Using taxpayer and private money, Boston, Minneapolis, San Diego and a handful of other places are buying foreclosed properties to refurbish and resell them to developers and homeowners in an effort to prevent troubled neighborhoods from sliding into urban decay.
The efforts so far have been taken on a small scale. But local officials say they can become an important pillar of any housing recovery with the help of $4 billion in FEDERAL grants that were part of a housing bill Congress approved in July.
Indeed, the sale of foreclosed homes not just to city governments but more broadly to investors and homeowners contributed to a 3.1 percent increase in existing home sales in July, the highest level in five months, according to data released on Monday by the National Association of Realtors.
That hardly means that the housing crisis is over, because the number of homes for sale climbed to another record level as more people put their homes on the market. But without buyers taking foreclosed homes at steeply discounted prices, the problem would be even worse.
Some advocates of free markets say those increased sales should address the rising heaps of distressed properties. But many mayors say the market is not moving quickly enough because lenders overwhelmed by foreclosures are not able to sell repossessed properties fast enough.
Many developers and home buyers are also not willing to take a chance on dilapidated properties in distressed neighborhoods. With some homes staying vacant for months or even years, the government, they say, needs to act as an intermediary.
(Excerpt) Read more at nytimes.com ...
Instead of making tax PAYERS buy these homes against their will, why don't they give a property tax waiver to people willing to voluntarily 'unblight' them.
You buy the home and fix it up in exchange for no property tax ... the city gets to look less 'blighted' ... no fed funds involved at all.

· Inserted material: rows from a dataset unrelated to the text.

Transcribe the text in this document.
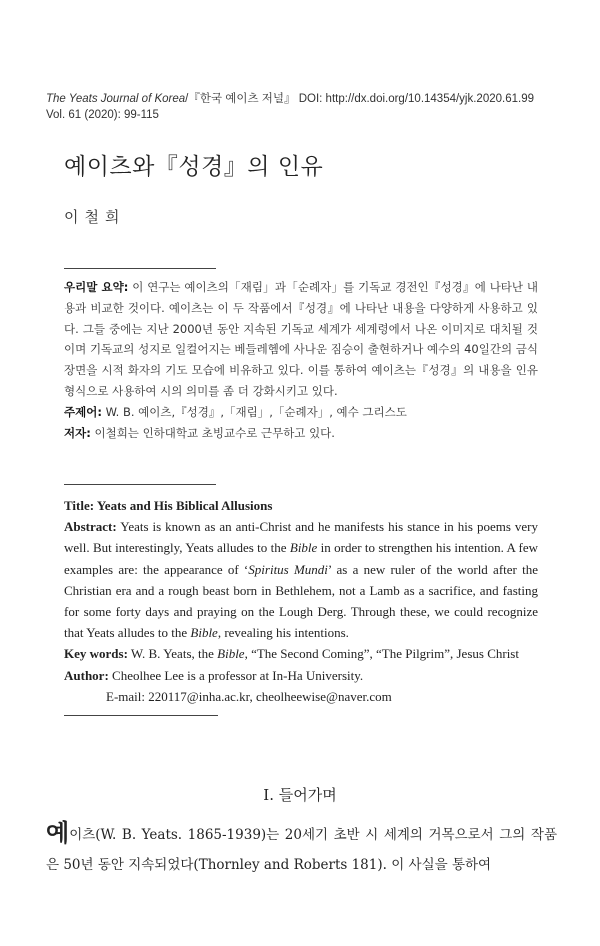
The Yeats Journal of Korea/『한국 예이츠 저널』 DOI: http://dx.doi.org/10.14354/yjk.2020.61.99
Vol. 61 (2020): 99-115
예이츠와『성경』의 인유
이철희

우리말 요약: 이 연구는 예이츠의「재림」과「순례자」를 기독교 경전인『성경』에 나타난 내용과 비교한 것이다. 예이츠는 이 두 작품에서『성경』에 나타난 내용을 다양하게 사용하고 있다. 그들 중에는 지난 2000년 동안 지속된 기독교 세계가 세계령에서 나온 이미지로 대치될 것이며 기독교의 성지로 일컬어지는 베들레헴에 사나운 짐승이 출현하거나 예수의 40일간의 금식 장면을 시적 화자의 기도 모습에 비유하고 있다. 이를 통하여 예이츠는『성경』의 내용을 인유 형식으로 사용하여 시의 의미를 좀 더 강화시키고 있다.

주제어: W. B. 예이츠,『성경』,「재림」,「순례자」, 예수 그리스도

저자: 이철희는 인하대학교 초빙교수로 근무하고 있다.

Title: Yeats and His Biblical Allusions

Abstract: Yeats is known as an anti-Christ and he manifests his stance in his poems very well. But interestingly, Yeats alludes to the Bible in order to strengthen his intention. A few examples are: the appearance of ‘Spiritus Mundi’ as a new ruler of the world after the Christian era and a rough beast born in Bethlehem, not a Lamb as a sacrifice, and fasting for some forty days and praying on the Lough Derg. Through these, we could recognize that Yeats alludes to the Bible, revealing his intentions.

Key words: W. B. Yeats, the Bible, “The Second Coming”, “The Pilgrim”, Jesus Christ

Author: Cheolhee Lee is a professor at In-Ha University.

E-mail: 220117@inha.ac.kr, cheolheewise@naver.com

I. 들어가며

예이츠(W. B. Yeats. 1865-1939)는 20세기 초반 시 세계의 거목으로서 그의 작품은 50년 동안 지속되었다(Thornley and Roberts 181). 이 사실을 통하여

I know, I know ... I must be insane to think the federal government will ever stop the redistribution scheme.
Actually no far from me a high end Golf Community has stalled, there are two nice houses 3/4 of the way finished that have sat idle for a year.They are near the front, and are driving down the value of the occupied homes on the street. I am going to see if I can get my grubby little capitalist fingers on them by working out a deal with the bank which is sucking wind on them right now. The real estate market in this area is full of people looking for deals, and even overseas carpet baggers are trawling to snap up good ones.
No, no, that won’t do!
The ‘government’ must buy them first, with taxpayer money of course, and THEN sell them to you grubby capitalist types.
btt
Won’t be long until these communities decide to turn their newly purchased foreclosures into Section 8 housing.
Now that the assessments should go down, they are doing whatever they can to stop such claims.
I like that idea. Or you could farm the empty lot ... keep an nice kitchen garden.
I hadn’t even thought about the kitchen garden, but that idea would be great.